Isto do "comportamento dos mercados" é, antes de mais, uma interessante metáfora. No ensino básico, diz-se que se trata de uma personificação. Talvez valha a pena olhar para a biografia semiótica desta realidade abstracta devinda ser em acção.
Um conjunto de barrigudos cínicos reúne-se com um conjunto de engravatados linfáticos e combina preços, margens de lucro, negócios. Começam por negociar com indivíduos, empresas, organizações, bancos. Depois, estendem os tentáculos a governos.
Nesta última fase, já não se fala do "Senhor A" (accionista maioritário de um Banco importante), ou do "Senhor B" (chairman de um Grupo Económico famoso), ou do "Senhor C" (consultor de uma agência financeira às ordens de certo barrigudo cínico e de certo engravatado linfático). Fala-se de "Mercado". De "Mercados".
A opção estratégica pela ABSTRACÇÃO (distinta de gente concreta como o JUDEU ou o ONZENEIRO do Auto da Barca do Inferno) permite que barrigudos e linfáticos exploradores escapem ao ódio e ao vitupério dos explorados.
Mas a evolução simbólica do conceito não fica por aqui. Segue-se ainda a construção (de cariz mítico-místico) de uma nova personalidade: o MERCADO TODO-PODEROSO. Trata-se de um produto deveniente da abstracção de que atrás falávamos, agora materializado nesta figura de bicho-papão terrível, monstro omnipotente e omnipresente, cujos caprichos são ordens e cujas razões não admitem, sequer, discussão. E é essa nova personalidade que legitima expressões como a que recordamos no início desta croniqueta. Como narrando uma fábula, os jornais referem -sem propósitos humorísticos - "o comportamento dos mercados."
Esta metamorfose semiótica não põe em perigo o bem-estar e a impunidade dos barrigudos e dos engravatados do início da história. Mesmo que nos sintamos agredidos pelos mercados, a verdade é que a culpa nunca se afigura de alguém em concreto...
Não vos admireis, pois, se em resposta aos vossos protestos pelas medidas recessivas e depressivas, os políticos vos dizem: "É o Mercado, esse monstro." Ou: "São os Mercados, esses monstros."
Aqui entre nós: os monstros são invenções de uma minoria para que a maioria não se revolte.

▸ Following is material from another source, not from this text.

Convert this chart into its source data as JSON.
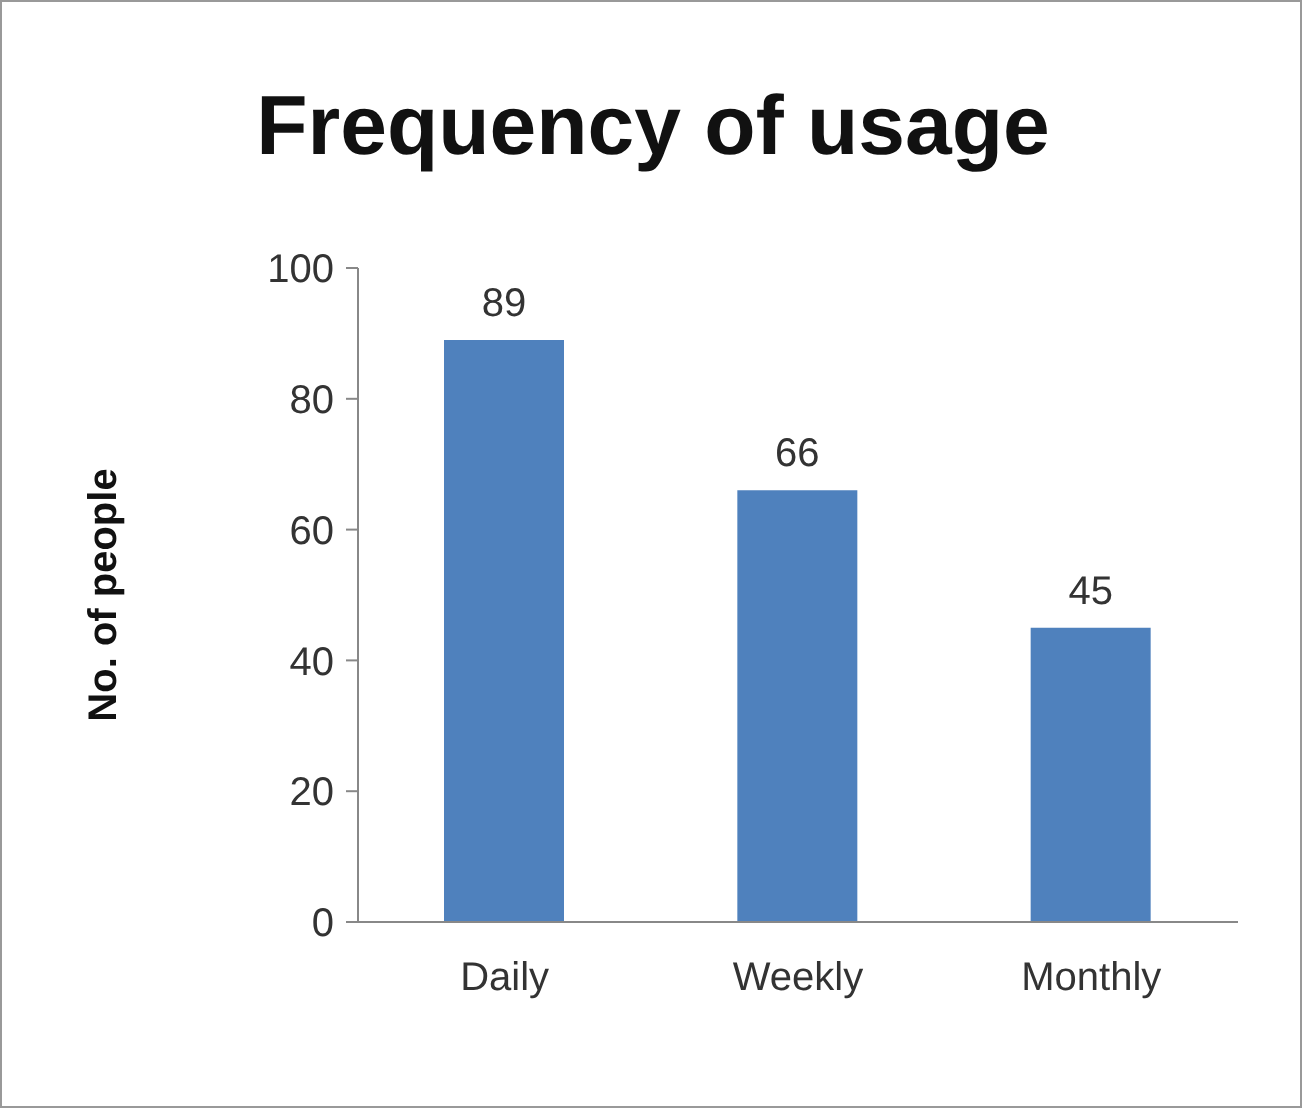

PS: E, já agora, o Mercado é PAPÃO porque PAPA muito, muito, muito.

Coimbra, 27 de Dezembro de 2010.
Joaquim Jorge Carvalho

2 comentários:

Paulo Pinto disse...

Os Maias da América Central, esses grandes quebra-corações (ou arranca-corações, para sermos exactos), predisseram o apocalipse para 2012. Ora aí está! É quando o cinto vai ficar tão apertado que já não consente mais apertos e ... pum! Está explicado. Resta adivinhar se os Mercados descerão dos seus olímpicos arranha-céus para impor o seu domínio perpétuo ou se uma grande implosão varrê-los-á, aos Mercados, da face da Terra, offshores incluídos. Seja como for, ainda mal começámos 2011. Amigo JJ, pelo sim pelo não, aproveita-o bem!

Joaquim Jorge Carvalho disse...

Amen: aproveitemos, por pouco que seja, quanto nos caiba em sorte, sim. (En passant, sejamos vigiliantes e - à falta de outra possibilidade - resmunguemos dignamente.) Abraço, Paulo!